The complex problem of slavery in Mauritania, a response

This is a guest post by Mauritania (and the broader Sahel) expert and  friend of the blog Erin Pettigrew (PhD Candidate, Stanford University)

A response to John D. Sutter over at CNN.com

I’ve been working in Mauritania on and off for the past eight years and this issue of ‘slavery’ is still one I am struggling to fully understand. I certainly cringe every time I see a young black child working in someone’s home, whether they be Black or Arab, in Mauritania and these relationships of work and pay are rarely clear to me. Likewise, one’s clan and lineage affiliations are sometimes difficult to sort out and this is what people use most to justify the history and current reality of exploitative labor practices. The extreme economic inequalities in Mauritania play a large part in the preservation of these relationships. And the role of government and then outside intervention in all of this? Here, I am very hesitant to comment.
The article itself reminded me a lot of Fabien’s critique of how Africanists tend to deny any sense of coevalness to their objects of study. The overly-dramatic descriptions of a “Mauritania [that] feels stuck in time in ways both quaint and sinister” and an “isolated environment” were, to me, problematic. Mauritania is neither isolated from the world, nor stuck in time. These relationships of labor, race, religion, and gender continue to change and are very much tied to developments in the Middle East and the rest of NW Africa. There are prominent Hratine politicians (take the current Vice-President or a long-time diplomat/journalist whose family has become very wealthy in their region through trade and land sales), academics, and activists, a sign of some kind of social shifting. Yet, I’ve also talked to Mauritanians who have visited these villages inhabited by those of slave origin and the conditions they describe and neglect by the over-arching tribal structures are dismal.

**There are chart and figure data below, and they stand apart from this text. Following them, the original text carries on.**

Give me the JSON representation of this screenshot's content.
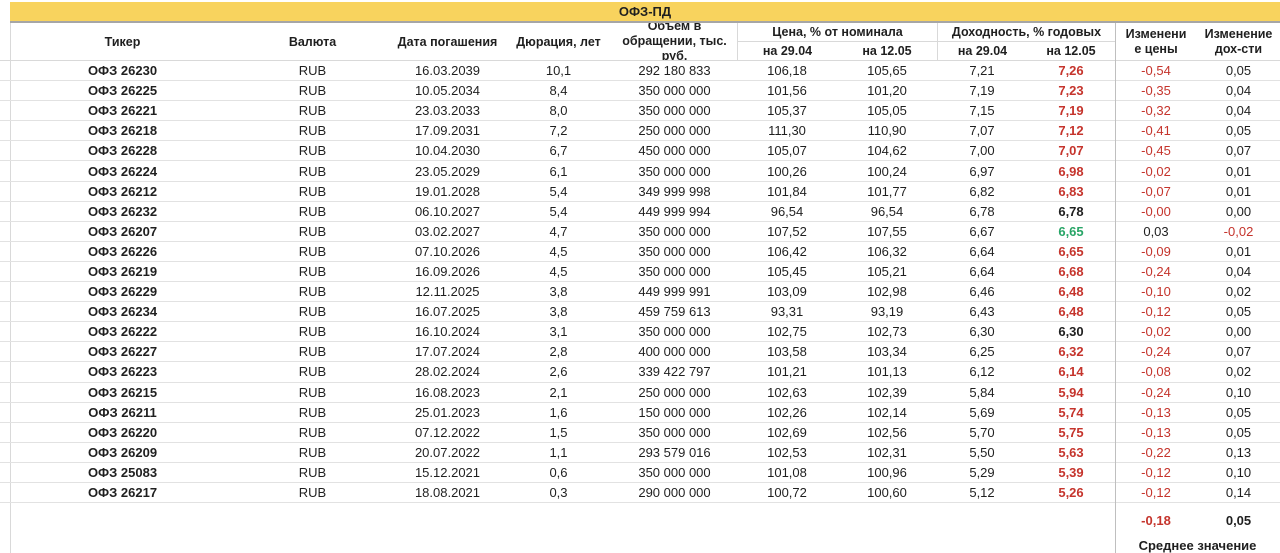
{
  "title": "ОФЗ-ПД",
  "colors": {
    "accent_titlebar": "#f8d35e",
    "negative_red": "#c5342c",
    "positive_green": "#28a567",
    "text": "#1f1f1f"
  },
  "table": {
    "headers": {
      "ticker": "Тикер",
      "currency": "Валюта",
      "maturity": "Дата погашения",
      "duration": "Дюрация, лет",
      "volume": "Объем в\nобращении, тыс.\nруб.",
      "price_group": "Цена, % от номинала",
      "yield_group": "Доходность, % годовых",
      "price_on_2904": "на 29.04",
      "price_on_1205": "на 12.05",
      "yield_on_2904": "на 29.04",
      "yield_on_1205": "на 12.05",
      "price_change": "Изменени\nе цены",
      "yield_change": "Изменение\nдох-сти"
    },
    "rows": [
      {
        "ticker": "ОФЗ 26230",
        "currency": "RUB",
        "maturity": "16.03.2039",
        "duration": "10,1",
        "volume": "292 180 833",
        "price_2904": "106,18",
        "price_1205": "105,65",
        "yield_2904": "7,21",
        "yield_1205": "7,26",
        "yield_1205_color": "red",
        "price_change": "-0,54",
        "price_change_color": "red",
        "yield_change": "0,05",
        "yield_change_color": "black"
      },
      {
        "ticker": "ОФЗ 26225",
        "currency": "RUB",
        "maturity": "10.05.2034",
        "duration": "8,4",
        "volume": "350 000 000",
        "price_2904": "101,56",
        "price_1205": "101,20",
        "yield_2904": "7,19",
        "yield_1205": "7,23",
        "yield_1205_color": "red",
        "price_change": "-0,35",
        "price_change_color": "red",
        "yield_change": "0,04",
        "yield_change_color": "black"
      },
      {
        "ticker": "ОФЗ 26221",
        "currency": "RUB",
        "maturity": "23.03.2033",
        "duration": "8,0",
        "volume": "350 000 000",
        "price_2904": "105,37",
        "price_1205": "105,05",
        "yield_2904": "7,15",
        "yield_1205": "7,19",
        "yield_1205_color": "red",
        "price_change": "-0,32",
        "price_change_color": "red",
        "yield_change": "0,04",
        "yield_change_color": "black"
      },
      {
        "ticker": "ОФЗ 26218",
        "currency": "RUB",
        "maturity": "17.09.2031",
        "duration": "7,2",
        "volume": "250 000 000",
        "price_2904": "111,30",
        "price_1205": "110,90",
        "yield_2904": "7,07",
        "yield_1205": "7,12",
        "yield_1205_color": "red",
        "price_change": "-0,41",
        "price_change_color": "red",
        "yield_change": "0,05",
        "yield_change_color": "black"
      },
      {
        "ticker": "ОФЗ 26228",
        "currency": "RUB",
        "maturity": "10.04.2030",
        "duration": "6,7",
        "volume": "450 000 000",
        "price_2904": "105,07",
        "price_1205": "104,62",
        "yield_2904": "7,00",
        "yield_1205": "7,07",
        "yield_1205_color": "red",
        "price_change": "-0,45",
        "price_change_color": "red",
        "yield_change": "0,07",
        "yield_change_color": "black"
      },
      {
        "ticker": "ОФЗ 26224",
        "currency": "RUB",
        "maturity": "23.05.2029",
        "duration": "6,1",
        "volume": "350 000 000",
        "price_2904": "100,26",
        "price_1205": "100,24",
        "yield_2904": "6,97",
        "yield_1205": "6,98",
        "yield_1205_color": "red",
        "price_change": "-0,02",
        "price_change_color": "red",
        "yield_change": "0,01",
        "yield_change_color": "black"
      },
      {
        "ticker": "ОФЗ 26212",
        "currency": "RUB",
        "maturity": "19.01.2028",
        "duration": "5,4",
        "volume": "349 999 998",
        "price_2904": "101,84",
        "price_1205": "101,77",
        "yield_2904": "6,82",
        "yield_1205": "6,83",
        "yield_1205_color": "red",
        "price_change": "-0,07",
        "price_change_color": "red",
        "yield_change": "0,01",
        "yield_change_color": "black"
      },
      {
        "ticker": "ОФЗ 26232",
        "currency": "RUB",
        "maturity": "06.10.2027",
        "duration": "5,4",
        "volume": "449 999 994",
        "price_2904": "96,54",
        "price_1205": "96,54",
        "yield_2904": "6,78",
        "yield_1205": "6,78",
        "yield_1205_color": "black",
        "price_change": "-0,00",
        "price_change_color": "red",
        "yield_change": "0,00",
        "yield_change_color": "black"
      },
      {
        "ticker": "ОФЗ 26207",
        "currency": "RUB",
        "maturity": "03.02.2027",
        "duration": "4,7",
        "volume": "350 000 000",
        "price_2904": "107,52",
        "price_1205": "107,55",
        "yield_2904": "6,67",
        "yield_1205": "6,65",
        "yield_1205_color": "green",
        "price_change": "0,03",
        "price_change_color": "black",
        "yield_change": "-0,02",
        "yield_change_color": "red"
      },
      {
        "ticker": "ОФЗ 26226",
        "currency": "RUB",
        "maturity": "07.10.2026",
        "duration": "4,5",
        "volume": "350 000 000",
        "price_2904": "106,42",
        "price_1205": "106,32",
        "yield_2904": "6,64",
        "yield_1205": "6,65",
        "yield_1205_color": "red",
        "price_change": "-0,09",
        "price_change_color": "red",
        "yield_change": "0,01",
        "yield_change_color": "black"
      },
      {
        "ticker": "ОФЗ 26219",
        "currency": "RUB",
        "maturity": "16.09.2026",
        "duration": "4,5",
        "volume": "350 000 000",
        "price_2904": "105,45",
        "price_1205": "105,21",
        "yield_2904": "6,64",
        "yield_1205": "6,68",
        "yield_1205_color": "red",
        "price_change": "-0,24",
        "price_change_color": "red",
        "yield_change": "0,04",
        "yield_change_color": "black"
      },
      {
        "ticker": "ОФЗ 26229",
        "currency": "RUB",
        "maturity": "12.11.2025",
        "duration": "3,8",
        "volume": "449 999 991",
        "price_2904": "103,09",
        "price_1205": "102,98",
        "yield_2904": "6,46",
        "yield_1205": "6,48",
        "yield_1205_color": "red",
        "price_change": "-0,10",
        "price_change_color": "red",
        "yield_change": "0,02",
        "yield_change_color": "black"
      },
      {
        "ticker": "ОФЗ 26234",
        "currency": "RUB",
        "maturity": "16.07.2025",
        "duration": "3,8",
        "volume": "459 759 613",
        "price_2904": "93,31",
        "price_1205": "93,19",
        "yield_2904": "6,43",
        "yield_1205": "6,48",
        "yield_1205_color": "red",
        "price_change": "-0,12",
        "price_change_color": "red",
        "yield_change": "0,05",
        "yield_change_color": "black"
      },
      {
        "ticker": "ОФЗ 26222",
        "currency": "RUB",
        "maturity": "16.10.2024",
        "duration": "3,1",
        "volume": "350 000 000",
        "price_2904": "102,75",
        "price_1205": "102,73",
        "yield_2904": "6,30",
        "yield_1205": "6,30",
        "yield_1205_color": "black",
        "price_change": "-0,02",
        "price_change_color": "red",
        "yield_change": "0,00",
        "yield_change_color": "black"
      },
      {
        "ticker": "ОФЗ 26227",
        "currency": "RUB",
        "maturity": "17.07.2024",
        "duration": "2,8",
        "volume": "400 000 000",
        "price_2904": "103,58",
        "price_1205": "103,34",
        "yield_2904": "6,25",
        "yield_1205": "6,32",
        "yield_1205_color": "red",
        "price_change": "-0,24",
        "price_change_color": "red",
        "yield_change": "0,07",
        "yield_change_color": "black"
      },
      {
        "ticker": "ОФЗ 26223",
        "currency": "RUB",
        "maturity": "28.02.2024",
        "duration": "2,6",
        "volume": "339 422 797",
        "price_2904": "101,21",
        "price_1205": "101,13",
        "yield_2904": "6,12",
        "yield_1205": "6,14",
        "yield_1205_color": "red",
        "price_change": "-0,08",
        "price_change_color": "red",
        "yield_change": "0,02",
        "yield_change_color": "black"
      },
      {
        "ticker": "ОФЗ 26215",
        "currency": "RUB",
        "maturity": "16.08.2023",
        "duration": "2,1",
        "volume": "250 000 000",
        "price_2904": "102,63",
        "price_1205": "102,39",
        "yield_2904": "5,84",
        "yield_1205": "5,94",
        "yield_1205_color": "red",
        "price_change": "-0,24",
        "price_change_color": "red",
        "yield_change": "0,10",
        "yield_change_color": "black"
      },
      {
        "ticker": "ОФЗ 26211",
        "currency": "RUB",
        "maturity": "25.01.2023",
        "duration": "1,6",
        "volume": "150 000 000",
        "price_2904": "102,26",
        "price_1205": "102,14",
        "yield_2904": "5,69",
        "yield_1205": "5,74",
        "yield_1205_color": "red",
        "price_change": "-0,13",
        "price_change_color": "red",
        "yield_change": "0,05",
        "yield_change_color": "black"
      },
      {
        "ticker": "ОФЗ 26220",
        "currency": "RUB",
        "maturity": "07.12.2022",
        "duration": "1,5",
        "volume": "350 000 000",
        "price_2904": "102,69",
        "price_1205": "102,56",
        "yield_2904": "5,70",
        "yield_1205": "5,75",
        "yield_1205_color": "red",
        "price_change": "-0,13",
        "price_change_color": "red",
        "yield_change": "0,05",
        "yield_change_color": "black"
      },
      {
        "ticker": "ОФЗ 26209",
        "currency": "RUB",
        "maturity": "20.07.2022",
        "duration": "1,1",
        "volume": "293 579 016",
        "price_2904": "102,53",
        "price_1205": "102,31",
        "yield_2904": "5,50",
        "yield_1205": "5,63",
        "yield_1205_color": "red",
        "price_change": "-0,22",
        "price_change_color": "red",
        "yield_change": "0,13",
        "yield_change_color": "black"
      },
      {
        "ticker": "ОФЗ 25083",
        "currency": "RUB",
        "maturity": "15.12.2021",
        "duration": "0,6",
        "volume": "350 000 000",
        "price_2904": "101,08",
        "price_1205": "100,96",
        "yield_2904": "5,29",
        "yield_1205": "5,39",
        "yield_1205_color": "red",
        "price_change": "-0,12",
        "price_change_color": "red",
        "yield_change": "0,10",
        "yield_change_color": "black"
      },
      {
        "ticker": "ОФЗ 26217",
        "currency": "RUB",
        "maturity": "18.08.2021",
        "duration": "0,3",
        "volume": "290 000 000",
        "price_2904": "100,72",
        "price_1205": "100,60",
        "yield_2904": "5,12",
        "yield_1205": "5,26",
        "yield_1205_color": "red",
        "price_change": "-0,12",
        "price_change_color": "red",
        "yield_change": "0,14",
        "yield_change_color": "black"
      }
    ],
    "summary": {
      "price_change_avg": "-0,18",
      "yield_change_avg": "0,05",
      "label": "Среднее значение"
    }
  }
}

While it is true that notions of race do dominate the political, economic, and cultural landscape here and this article, perhaps more than others recently published in the American media (see recent articles in the Atlanta Constitution and Atlantic Monthly), attempts to address some of the complexity of this history, I still found it lacking some nuance and historical depth. I can’t really expect otherwise, since 8 days in Mauritania is hardly enough time to really engage in deep conversation about the issue. Is it really that “incredible” that the “nuances of a person’s skin color and family history determine whether he or she will be free or enslaved?” Skin color and lineage have been and are powerful markers of identity in West Africa (see Bruce Hall’s recent book on this topic) so it’s not surprising that these would persist as important means of discrimination.

In its attempts to simplify these markers, the article glosses over the fact that Hratine (Black Moors…these terms are actually synonymous) came from (Black) Halpulaar, Soninke, Wolof (who also had their own slave practices, raiding, and castes), but mostly Bambara linguistic groups before they existed as this distinct group with a history of labor and unclear lineage. And it’s very clear that Wolof and Soninke still discriminate strongly against those of slave origin in their own communities. The article also argues that the reason the French abolition of slavery didn’t hold was due to the vastness of the desert but, if one looks at colonial-era documents, it’s very clear that the French did very little to enforce their 1905 law abolishing slavery in West Africa. They feared upsetting their relationship with powerful Bidan (White Moor) leaders if they enforced these laws and, in most cases, they allowed these exploitative relationships and the trade itself to continue. This was not because of the geography of the region since they certainly established new tax and educational systems, but because they were too concerned with the political consequences of disciplining their ‘allies’ in the region.

As a researcher in Mauritania, I must say that I and another researcher here were both deeply troubled by the “hidden” agenda of these reporters. Conducting research in Mauritania is already difficult enough, with government officials very worried about the political nature of any American’s presence, but reporting like this only adds to Mauritanians’ fears about the “real” agenda of Americans roaming around in their country. And the question of what one can do? Here, I’m really at a loss. There are many local organizations working on this issue (SOS, l’IRA, etc.) so the best answer would be to get in touch with them and see what they advocate for action. The reality is that exploitative labor with inadequate pay, however one wants to call it, does exist in Mauritania and most often relies upon this group of Arabophone black Africans called “Hratine”.

The complex problem of slavery in Mauritania

Over winter break I was in Mauritania, a vast country slightly bigger than Egypt but with a population 24 times smaller than Egypt’s. Whenever I told people where I was going they usually paused to ask where Mauritania was. I was a little more disturbed when Mauritanian gendarmes had no idea where Kenya was.

The country of 3.4 million has a serious identity crisis. The ruling elite has Bedouin ancestry and styles itself, and the country, as Arab. About two thirds of the country is black -  divided between Arabized blacks (blacks Moors or Hratines; mostly comprised of *former* slaves) and Africans; in proportions of 40% and 30% respectively.

I can attest to the fact that racism is very much alive in the country.

Another old evil, slavery, is also still refusing to go away in Mauritania. As John D. Sutter reports on CNN.com, about a fifth of Mauritanians live in slavery. I last wrote on the subject myself back in 2007.